COP30 Climate Summit: Compromise without Renouncing Oil and Gas
The 30th UN Climate Change Conference (COP30) concluded in the Brazilian city of Belém, with final agreements reflecting the complexities of international negotiations in the energy sphere. The outcome document of the summit was adopted with considerable difficulty and stands as a compromise between a group of developed nations advocating for more decisive measures and a bloc of fuel-exporting states and developing economies:
Financial support for vulnerable countries. One of the main achievements of COP30 is the promise to triple the volume of climate financing for developing countries by 2035. Wealthy nations are willing to increase assistance for climate adaptation projects – infrastructure protection, transitioning to renewable energy, combating desertification and flooding. This was a fundamental demand from Global South nations, which pointed to their disproportionate vulnerability to climate risks. Although the European Union initially criticised the draft agreement as "not ambitious enough," it ultimately did not block its adoption specifically to kick-start the mechanism for supporting the poorest countries. According to one EU negotiator, the agreement is "not perfect but will direct much-needed funding to those most vulnerable."
Disagreement on fossil fuels. The most contentious issue during negotiations was the fate of oil, gas, and coal. Efforts to include plans for a "gradual phase-out of fossil fuels" in the initial draft agreements were unsuccessful, as this language was absent from the final text. Countries part of the so-called "Arab Group," as well as several other oil and gas producers, categorically opposed any references to a direct reduction in fossil fuel use. They argued that for them, it is far more important to discuss carbon capture technologies and "clean" uses of oil and gas than to curtail production. As a result of the compromise decision, the topic of the energy transition is presented in broad terms, without quantitative commitments to reducing the share of oil and coal. Such concessions disappointed several Latin American countries (Colombia, Uruguay, Panama openly called for stricter formulations) and environmental organizations, yet were deemed necessary for consensus.
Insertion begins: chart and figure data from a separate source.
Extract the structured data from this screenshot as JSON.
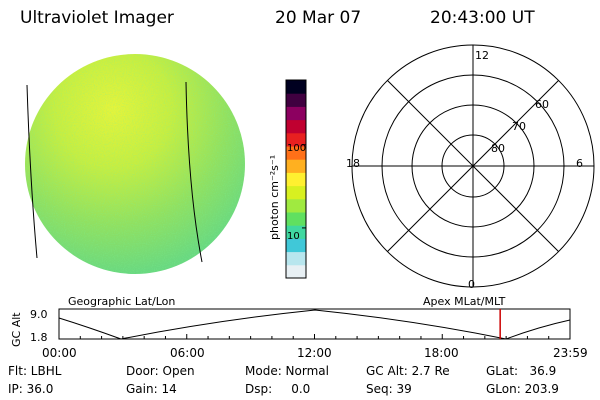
{
  "header": {
    "instrument": "Ultraviolet Imager",
    "date": "20 Mar 07",
    "time": "20:43:00 UT"
  },
  "colorbar": {
    "unit_label": "photon cm⁻²s⁻¹",
    "tick_labels": [
      "100",
      "10"
    ],
    "tick_values": [
      100,
      10
    ],
    "range": [
      2.5,
      600
    ],
    "scale": "log",
    "colors": [
      "#e8f0f4",
      "#b8e6ee",
      "#40c8d8",
      "#40d8a0",
      "#60e060",
      "#a0ea40",
      "#d8f020",
      "#fff030",
      "#ffb020",
      "#ff7018",
      "#e82020",
      "#c00030",
      "#8c0060",
      "#400040",
      "#000020"
    ]
  },
  "polar_plot": {
    "lat_labels": [
      "60",
      "70",
      "80"
    ],
    "mlt_labels": [
      "12",
      "18",
      "6",
      "0"
    ]
  },
  "altitude_plot": {
    "left_title": "Geographic Lat/Lon",
    "right_title": "Apex MLat/MLT",
    "ylabel": "GC Alt",
    "ytick_labels": [
      "9.0",
      "1.8"
    ],
    "xtick_labels": [
      "00:00",
      "06:00",
      "12:00",
      "18:00",
      "23:59"
    ],
    "current_time_hours": 20.72,
    "marker_color": "#cc0000"
  },
  "info": {
    "flt": "Flt: LBHL",
    "ip": "IP: 36.0",
    "door": "Door: Open",
    "gain": "Gain: 14",
    "mode": "Mode: Normal",
    "dsp": "Dsp:     0.0",
    "gcalt": "GC Alt: 2.7 Re",
    "seq": "Seq: 39",
    "glat": "GLat:   36.9",
    "glon": "GLon: 203.9"
  }
}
Reaction and Outlook. The compromise agreement from COP30 received mixed reviews. On the one hand, it has managed to maintain the multilateral climate process and ensure the inflow of funds for adaptation and "green" technologies. On the other, experts labelled the absence of specifics regarding a phase-out of hydrocarbons as a missed opportunity to accelerate the implementation of the Paris Agreement. UN Secretary-General António Guterres, who previously called for a "roadmap" for a phased-out approach to coal, oil, and gas, expressed cautious optimism, noting that dialogue continues and key decisions are yet to come. Meanwhile, the location of the next conference has already been decided: COP31 in 2026 will be held in Turkey. Ankara has reached an agreement with Australia to co-host the summit, which will take place on Turkish territory. The world will be closely watching to see if a bolder step toward decarbonizing the global economy can be achieved at the next meeting.